あらゆる機器において重要な役割を担っている組込みソフトウエアが、問題なく動き、さまざまな機能を実現するには、製品の開発・生産プロセスの上流から下流まで参画していく力量が必要です。その意味で、キヤノンITSは単にソフトウエアを受託開発しているだけの存在ではないと自負しています。
川村
キヤノンITSは、複合機やカメラ、産業機器や医療機器、さらにスマートフォンなどのキヤノン製品以外の機器においても幅広く対応してきた実績があります。また、約800名もの組込みソフトウエア技術者を擁しており、キヤノンITSほどの規模を持つ企業は他にないと思います。
雨宮
組込みソフトウエアというのは「縁の下の力持ち」のような存在ですから、日常生活で意識されることは少ないと思います。しかし、世の中にある数え切れないほど多様なハードウエアの中で組込みソフトウエアが稼働していることを考えると、これはインフラ産業といってもいいでしょう。
佐藤
高い品質基準があるキヤノン製品を主力として取り組んできた経験からも、キヤノンITSの組込みソフトウエアの品質に対する意識は非常に高いといえます。人命に関わる面もある車載ソフトウエア開発に取り組む上においては、この品質へのこだわりが生きています。実際、キヤノンITSのノウハウや技術力が確かなものだということは、委託を受けた各メーカーからも認められていると感じています。

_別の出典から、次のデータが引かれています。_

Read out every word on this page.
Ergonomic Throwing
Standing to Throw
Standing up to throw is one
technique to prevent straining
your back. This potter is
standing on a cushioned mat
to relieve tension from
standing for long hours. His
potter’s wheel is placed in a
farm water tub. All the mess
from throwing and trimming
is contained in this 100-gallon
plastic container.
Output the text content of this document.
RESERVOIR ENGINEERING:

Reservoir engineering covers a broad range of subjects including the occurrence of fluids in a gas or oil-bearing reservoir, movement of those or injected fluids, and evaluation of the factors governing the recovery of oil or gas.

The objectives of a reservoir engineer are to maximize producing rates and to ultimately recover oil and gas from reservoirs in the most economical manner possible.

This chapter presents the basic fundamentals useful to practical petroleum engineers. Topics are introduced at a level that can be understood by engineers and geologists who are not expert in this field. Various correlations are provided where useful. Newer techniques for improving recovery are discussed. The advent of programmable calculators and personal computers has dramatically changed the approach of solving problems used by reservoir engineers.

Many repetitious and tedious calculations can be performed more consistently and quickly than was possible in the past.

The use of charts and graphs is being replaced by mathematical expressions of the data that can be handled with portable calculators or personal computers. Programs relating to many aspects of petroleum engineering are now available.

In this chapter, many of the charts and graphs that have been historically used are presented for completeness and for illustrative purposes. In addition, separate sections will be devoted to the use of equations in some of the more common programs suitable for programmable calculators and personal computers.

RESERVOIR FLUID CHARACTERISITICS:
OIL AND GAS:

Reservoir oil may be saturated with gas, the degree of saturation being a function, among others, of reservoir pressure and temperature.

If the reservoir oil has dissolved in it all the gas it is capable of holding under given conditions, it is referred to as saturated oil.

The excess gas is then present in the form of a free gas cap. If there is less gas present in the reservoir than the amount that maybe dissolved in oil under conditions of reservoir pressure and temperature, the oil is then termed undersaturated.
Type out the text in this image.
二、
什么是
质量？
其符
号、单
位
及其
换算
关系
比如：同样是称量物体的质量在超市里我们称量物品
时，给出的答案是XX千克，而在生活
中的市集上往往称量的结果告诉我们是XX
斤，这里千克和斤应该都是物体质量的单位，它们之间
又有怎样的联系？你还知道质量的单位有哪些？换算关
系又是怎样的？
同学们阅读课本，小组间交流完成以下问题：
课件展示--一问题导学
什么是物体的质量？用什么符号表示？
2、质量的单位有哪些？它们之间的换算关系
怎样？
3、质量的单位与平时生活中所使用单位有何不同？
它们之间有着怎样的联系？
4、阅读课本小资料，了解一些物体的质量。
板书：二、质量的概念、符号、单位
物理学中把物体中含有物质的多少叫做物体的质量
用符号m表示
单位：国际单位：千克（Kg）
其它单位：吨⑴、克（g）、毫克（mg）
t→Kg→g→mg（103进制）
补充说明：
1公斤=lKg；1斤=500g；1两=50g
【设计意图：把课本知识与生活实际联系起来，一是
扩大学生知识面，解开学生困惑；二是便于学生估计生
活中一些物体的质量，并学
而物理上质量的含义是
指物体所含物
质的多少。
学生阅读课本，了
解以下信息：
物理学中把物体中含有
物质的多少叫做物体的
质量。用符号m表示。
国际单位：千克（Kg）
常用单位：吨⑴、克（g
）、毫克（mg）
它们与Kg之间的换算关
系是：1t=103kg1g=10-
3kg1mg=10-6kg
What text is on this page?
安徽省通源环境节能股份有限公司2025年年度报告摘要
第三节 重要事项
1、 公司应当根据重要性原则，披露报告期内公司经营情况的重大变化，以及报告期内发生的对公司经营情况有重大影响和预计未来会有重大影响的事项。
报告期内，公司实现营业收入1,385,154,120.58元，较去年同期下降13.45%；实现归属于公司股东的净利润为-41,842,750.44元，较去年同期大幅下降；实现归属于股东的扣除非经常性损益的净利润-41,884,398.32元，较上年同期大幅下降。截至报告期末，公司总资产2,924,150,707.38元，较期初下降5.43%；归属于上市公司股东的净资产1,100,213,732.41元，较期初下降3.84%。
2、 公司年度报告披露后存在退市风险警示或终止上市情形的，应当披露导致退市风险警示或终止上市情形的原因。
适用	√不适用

※AUTOSAR(AUTomotive Open System ARchitecture、オートザー):欧州の自動車メーカーやサプライヤーを中心に2003年に発足し、仕様を策定・公開しているコンソーシアムの名称
キヤノンITSでは、車両内外の通信機能や診断機能、エンジンなどパワートレイン系の制御機能、車載カメラや衝突安全装置の安全機能など、さまざまな車載システム開発の実績がある。今後は「AUTOSAR」導入支援からインテグレーション、アプリケーション開発まで、トータルなソリューションを提供するプラットフォームビジネスの展開を目指す。